= DNA separation by silica adsorption =

Method for separation of DNA

DNA separation by silica adsorption is a method of DNA separation that is based on DNA molecules binding to silica surfaces in the presence of certain salts and under certain pH conditions.

==Operations==
In order to separate DNA through silica adsorption, a sample is first lysed, releasing proteins, DNA, phospholipids, etc. from the cells. The remaining tissue is discarded. The supernatant containing the DNA is then exposed to silica in a solution with high ionic strength. The highest DNA adsorption efficiencies occur in the presence of buffer solution with a pH at or below the pKa of the surface silanol groups.

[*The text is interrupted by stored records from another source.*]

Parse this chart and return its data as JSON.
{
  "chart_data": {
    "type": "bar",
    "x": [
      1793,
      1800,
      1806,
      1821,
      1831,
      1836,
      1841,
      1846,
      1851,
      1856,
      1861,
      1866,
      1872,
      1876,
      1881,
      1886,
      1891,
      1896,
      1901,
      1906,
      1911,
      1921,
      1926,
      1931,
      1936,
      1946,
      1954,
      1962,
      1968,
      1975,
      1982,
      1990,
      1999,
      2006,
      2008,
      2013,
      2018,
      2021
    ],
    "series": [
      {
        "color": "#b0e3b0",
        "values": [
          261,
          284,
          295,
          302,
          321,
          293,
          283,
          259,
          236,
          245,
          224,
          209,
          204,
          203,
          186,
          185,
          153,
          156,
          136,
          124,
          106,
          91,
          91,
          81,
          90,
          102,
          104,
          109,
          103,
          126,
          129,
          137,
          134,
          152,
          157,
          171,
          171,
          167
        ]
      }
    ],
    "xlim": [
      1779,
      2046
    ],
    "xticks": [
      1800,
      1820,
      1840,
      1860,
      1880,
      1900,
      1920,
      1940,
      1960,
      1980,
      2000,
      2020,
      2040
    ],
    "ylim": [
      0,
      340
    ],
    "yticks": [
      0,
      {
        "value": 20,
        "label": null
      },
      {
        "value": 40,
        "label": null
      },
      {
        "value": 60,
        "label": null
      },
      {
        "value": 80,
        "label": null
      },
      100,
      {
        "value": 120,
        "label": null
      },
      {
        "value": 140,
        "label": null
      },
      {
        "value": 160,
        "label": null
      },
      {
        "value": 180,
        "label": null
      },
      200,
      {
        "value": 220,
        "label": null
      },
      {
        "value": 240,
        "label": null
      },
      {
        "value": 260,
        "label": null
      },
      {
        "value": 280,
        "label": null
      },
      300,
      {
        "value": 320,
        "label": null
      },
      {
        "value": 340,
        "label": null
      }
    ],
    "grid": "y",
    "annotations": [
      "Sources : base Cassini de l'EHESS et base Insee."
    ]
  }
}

The mechanism behind DNA adsorption onto silica is not fully understood; one possible explanation involves reduction of the silica surface's negative charge due to the high ionic strength of the buffer. This decrease in surface charge leads to a decrease in the electrostatic repulsion between the negatively charged DNA and the negatively charged silica. Meanwhile, the buffer also reduces the activity of water by formatting hydrated ions. This leads to the silica surface and DNA becoming dehydrated. These conditions lead to an energetically favorable situation for DNA to adsorb to the silica surface.

A further explanation of how DNA binds to silica is based on the action of guanidinium chloride (GuHCl), which acts as a chaotrope. A chaotrope denatures biomolecules by disrupting the shell of hydration around them. This allows positively charged ions to form a salt bridge between the negatively charged silica and the negatively charged DNA backbone in high salt concentration. The DNA can then be washed with high salt and ethanol, and ultimately eluted with low salt.

After the DNA is bound to the silica it is then washed to remove contaminants and finally eluted using an elution buffer or distilled water.